Od końca XVI wieku obraz otaczany był już kultem. Początkowo był to kult nieznaczny ale z biegiem czasu coraz bardziej przybierający na sile. Pierwszymi symptomami kultu obrazu były welony, które służyły do jego ozdoby. W 1680 roku obraz został ozdobiony koroną oraz umieszczono przed nim małą srebrną lampę. W 1721 r .sporządzono aureolę z dwunastu srebrnych gwiazd a w 1731 r. kosztowne korony z drogimi kamieniami. W 1734 r, ufundowano suknię srebrną pozłacaną dla Dzieciątka, która jest dziełem złotnika olsztyńskiego K. Geesego. W latach 1721-1734 taką samą suknię sprawiono dla Madonny. Od tej pory dokumenty archiwum parafialnego w Gietrzwałdzie notują wzrastającą ilość wot. Na początku XIX wieku część wot przeniesiono ,nawet do zakrystii. Najwięcej jednak wot złożono przed obrazem Madonny w czasach po objawieniach gietrzwałdzkich oraz po koronacji obrazu. Od początku XIX wieku dokumenty wymieniają przybywające do Gietrzwałdu, na uroczystość Narodzenia Matki Bożej, pielgrzymki pod przewodnictwem kapłanów z Wrzesiny i Sząbruka. Z innych parafii przychodziły pielgrzymki, ale bez przewodnictwa kapłana, stąd też w dokumentach archiwalnych nie przypisywano im znaczniejszej uwagi. Największe nasilenie ruchu pielgrzymkowego było w okresie objawień i w następnych latach. Liczbę pielgrzymów oceniano na ogół do 100 000 wiernych rocznie. Liczba ta zmniejszyła się w okresie drugiej wojny światowej do 6000, a obecnie, dzięki m.in. koronacji, ustawicznie z roku na rok wzrasta.

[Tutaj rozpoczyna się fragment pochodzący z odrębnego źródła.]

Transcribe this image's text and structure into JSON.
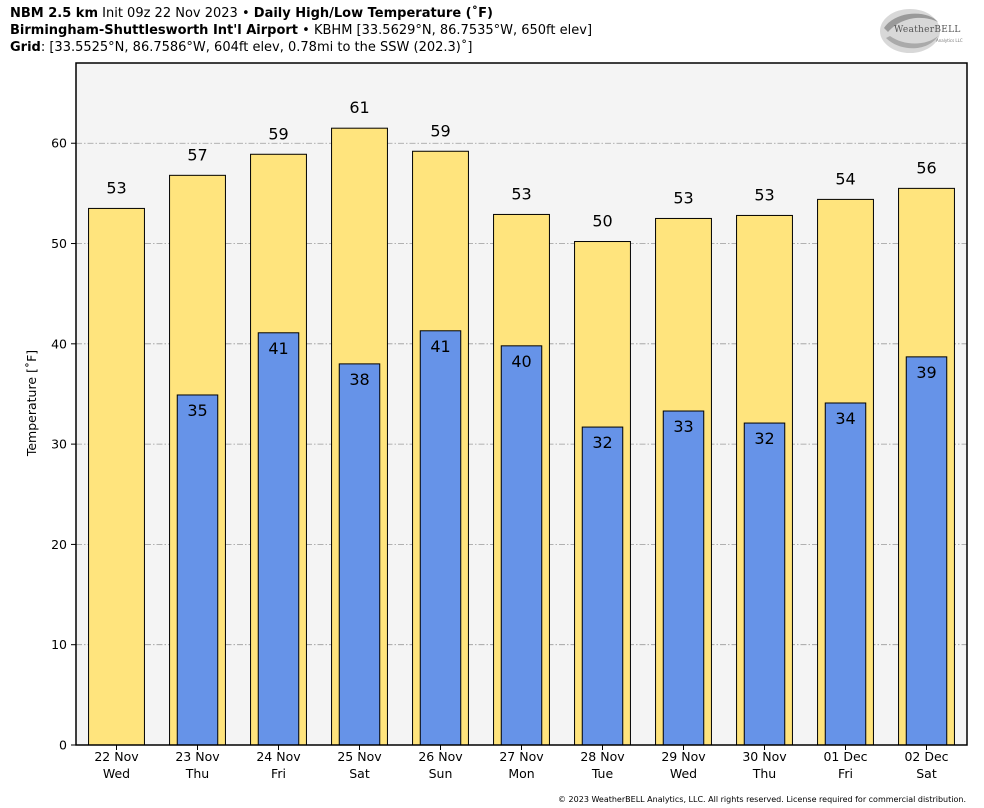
{
  "header": {
    "line1_model": "NBM 2.5 km",
    "line1_init": "Init 09z 22 Nov 2023",
    "line1_sep": "•",
    "line1_product": "Daily High/Low Temperature (˚F)",
    "line2_location": "Birmingham-Shuttlesworth Int'l Airport",
    "line2_sep": "•",
    "line2_station": "KBHM [33.5629°N, 86.7535°W, 650ft elev]",
    "line3_label": "Grid",
    "line3_value": ": [33.5525°N, 86.7586°W, 604ft elev, 0.78mi to the SSW (202.3)˚]"
  },
  "logo": {
    "text": "WeatherBELL",
    "subtext": "Analytics LLC"
  },
  "footer": "© 2023 WeatherBELL Analytics, LLC. All rights reserved. License required for commercial distribution.",
  "chart_data": {
    "type": "bar",
    "ylabel": "Temperature [˚F]",
    "ylim": [
      0,
      68
    ],
    "yticks": [
      0,
      10,
      20,
      30,
      40,
      50,
      60
    ],
    "grid": true,
    "categories": [
      {
        "date": "22 Nov",
        "day": "Wed"
      },
      {
        "date": "23 Nov",
        "day": "Thu"
      },
      {
        "date": "24 Nov",
        "day": "Fri"
      },
      {
        "date": "25 Nov",
        "day": "Sat"
      },
      {
        "date": "26 Nov",
        "day": "Sun"
      },
      {
        "date": "27 Nov",
        "day": "Mon"
      },
      {
        "date": "28 Nov",
        "day": "Tue"
      },
      {
        "date": "29 Nov",
        "day": "Wed"
      },
      {
        "date": "30 Nov",
        "day": "Thu"
      },
      {
        "date": "01 Dec",
        "day": "Fri"
      },
      {
        "date": "02 Dec",
        "day": "Sat"
      }
    ],
    "series": [
      {
        "kind": "high",
        "color": "#ffe47d",
        "values": [
          53.5,
          56.8,
          58.9,
          61.5,
          59.2,
          52.9,
          50.2,
          52.5,
          52.8,
          54.4,
          55.5
        ],
        "labels": [
          "53",
          "57",
          "59",
          "61",
          "59",
          "53",
          "50",
          "53",
          "53",
          "54",
          "56"
        ]
      },
      {
        "kind": "low",
        "color": "#6693e8",
        "values": [
          null,
          34.9,
          41.1,
          38.0,
          41.3,
          39.8,
          31.7,
          33.3,
          32.1,
          34.1,
          38.7
        ],
        "labels": [
          null,
          "35",
          "41",
          "38",
          "41",
          "40",
          "32",
          "33",
          "32",
          "34",
          "39"
        ]
      }
    ]
  }
}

Kult Matki Boskiej Gietrzwałdzkiej znajduje wspaniały wyraz w aktach oddania i zawierzenia ze strony diecezji, zakonów, parafii i poszczególnych wiernych. Cześć i pobożność do Pani Ziemi Warmińskiej jest źródłem inspiracji do twórczości modlitewnej i poetyckiej autorów związanych z Warmią. Koronacja obrazu przyczyniła się do nadania dotychczasowemu kultowi Matki Boskiej charakteru kultu liturgicznego przez ustanowienie święta Matki Boskiej Gietrzwałdzkiej 8 IX, a także specjalnego formularza mszalnego, jak i liturgii godzin. Dzięki natomiast oddziaływaniu kultu maryjnego z świątyni gietrzwałdzkiej na całą diecezję, Stolica Apostolska nadała kościołowi, mieszczącemu w sobie cudowny wizerunek Matki Bożej, tytuł Bazyliki Mniejszej. Objawienia Niepokalanej w Gietrzwałdzie stały się punktem zwrotnym w rozwoju kultu Matki Boskiej Gietrzwałdzkiej.